No, it has not. If one settles in a city and intends to live there permanently, then it becomes one's watan al-asli. In the meantime, if one goes to another city and stays there for a few months or years, one's watan al-asli will not be cancelled. In order for a place to become one's watan al-asli, one must settle there. In order for it to be cancelled, one must move to another city with the intention of living there permanently.
Question: Should a traveler perform four-rak'at fard salats as two rak'ats even if his/her journey is an easy one?
As journeys generally involve difficulties, our religion ordered us to perform four-rak'at fard salats as two rak'ats during a journey. They must be shortened even if the journey is trouble-free. Conversely, one is not allowed to shorten salats when one is a muqim (resident) even if one performs salats in extremely difficult conditions.
Question: Where is the watan al-asli of a person who was born on a mountaintop or on the road and who is now bachelor, sane and pubescent, and has not settled anywhere?
There is no one who does not have any watan al-asli. The place where he/she was brought after birth and was raised is his/her watan al-asli.
Question: Suppose that a man's watan al-iqamah is the town of A. He went to the town of B that is at a distance of 22 km in a westerly direction and stayed there for two days. Then he left the town of B with the intention of going to the city of C that is at a distance of 473 km in an easterly direction and stopped by the town of A on the way to the city of C. Would he qualify as a safari when he stopped by the town of A?
He qualifies as a safari as soon as he sets out from the town of B with the intention of going to the city of C. However, he becomes a muqim when he stops by the town of A on his way. He becomes a safari again when he leaves the town of A. In order for his watan al-iqamah to be cancelled, initially he had to intend to travel 104 km when he left the town of A. If he does not stop by the town of A on his way to the city of C, he does not become a muqim.
Question: If a man marries again after his wife died, will his watan al-asli change? That is, will his first watan al-asli where he married be cancelled, and will the second place where he married again become his watan al-asli?
Yes, it will. However, if he has intended to live permanently in the place he lives, then marriage will not render invalid the place where he intends to live permanently.
Question: A man has married in the town where his summer house is. He stays in his summer house for six months and then stays in his house in the city for six months. Where is his watan al-asli then?

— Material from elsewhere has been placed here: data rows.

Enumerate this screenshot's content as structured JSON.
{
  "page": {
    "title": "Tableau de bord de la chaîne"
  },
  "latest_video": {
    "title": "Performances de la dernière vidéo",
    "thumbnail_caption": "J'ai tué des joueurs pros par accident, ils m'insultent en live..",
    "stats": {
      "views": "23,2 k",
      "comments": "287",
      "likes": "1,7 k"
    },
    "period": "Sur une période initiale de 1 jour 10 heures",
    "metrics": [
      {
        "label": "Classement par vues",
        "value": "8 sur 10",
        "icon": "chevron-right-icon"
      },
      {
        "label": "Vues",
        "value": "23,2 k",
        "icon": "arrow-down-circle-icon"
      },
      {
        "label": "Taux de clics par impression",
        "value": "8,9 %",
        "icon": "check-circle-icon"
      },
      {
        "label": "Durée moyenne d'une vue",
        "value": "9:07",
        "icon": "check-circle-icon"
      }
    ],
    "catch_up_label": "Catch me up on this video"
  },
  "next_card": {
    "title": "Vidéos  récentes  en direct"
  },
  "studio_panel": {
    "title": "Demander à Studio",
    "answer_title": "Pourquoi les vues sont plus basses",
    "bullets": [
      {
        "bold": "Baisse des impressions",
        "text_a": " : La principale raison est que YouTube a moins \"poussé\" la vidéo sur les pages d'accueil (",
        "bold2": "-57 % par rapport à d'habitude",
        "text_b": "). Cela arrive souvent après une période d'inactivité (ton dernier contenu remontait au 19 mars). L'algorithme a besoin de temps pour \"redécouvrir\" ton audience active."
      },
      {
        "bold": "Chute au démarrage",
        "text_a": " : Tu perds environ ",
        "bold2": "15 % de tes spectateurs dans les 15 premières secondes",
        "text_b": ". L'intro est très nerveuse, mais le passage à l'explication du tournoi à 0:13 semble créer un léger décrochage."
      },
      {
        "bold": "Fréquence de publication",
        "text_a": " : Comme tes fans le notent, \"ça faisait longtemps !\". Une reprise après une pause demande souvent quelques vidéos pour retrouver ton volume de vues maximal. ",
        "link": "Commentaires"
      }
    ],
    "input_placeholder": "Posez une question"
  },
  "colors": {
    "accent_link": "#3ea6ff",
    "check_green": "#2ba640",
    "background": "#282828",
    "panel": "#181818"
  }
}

Marriage does not render one's watan al-asli invalid if one resides somewhere with the intention of living there permanently. No matter where he has married, one's permanent residence in the city continues to be his watan al-asli. His watan al-asli will not be cancelled even if he stays in other cities for most of the year or for the entire year, even for years. His watan al-asli will not be rendered invalid unless he adopts a new watan al-asli.
Question: I heard that one becomes a safari the moment one comes out of the boundaries of something like a factory, barracks, or a cemetery close to one's residence when traveling the Shar'i distance (104 km) from one's watan al-asli to another place, but one becomes a safari the moment one leaves one's home when traveling Shar'i distance from one's watan al-iqamah to another place. Is it true?
It is not true. No matter whether one will travel from one's watan al-asli or watan al-iqamah, one becomes a safari the moment one comes out of the boundaries of something like a factory, barracks, or a cemetery close to one's residence.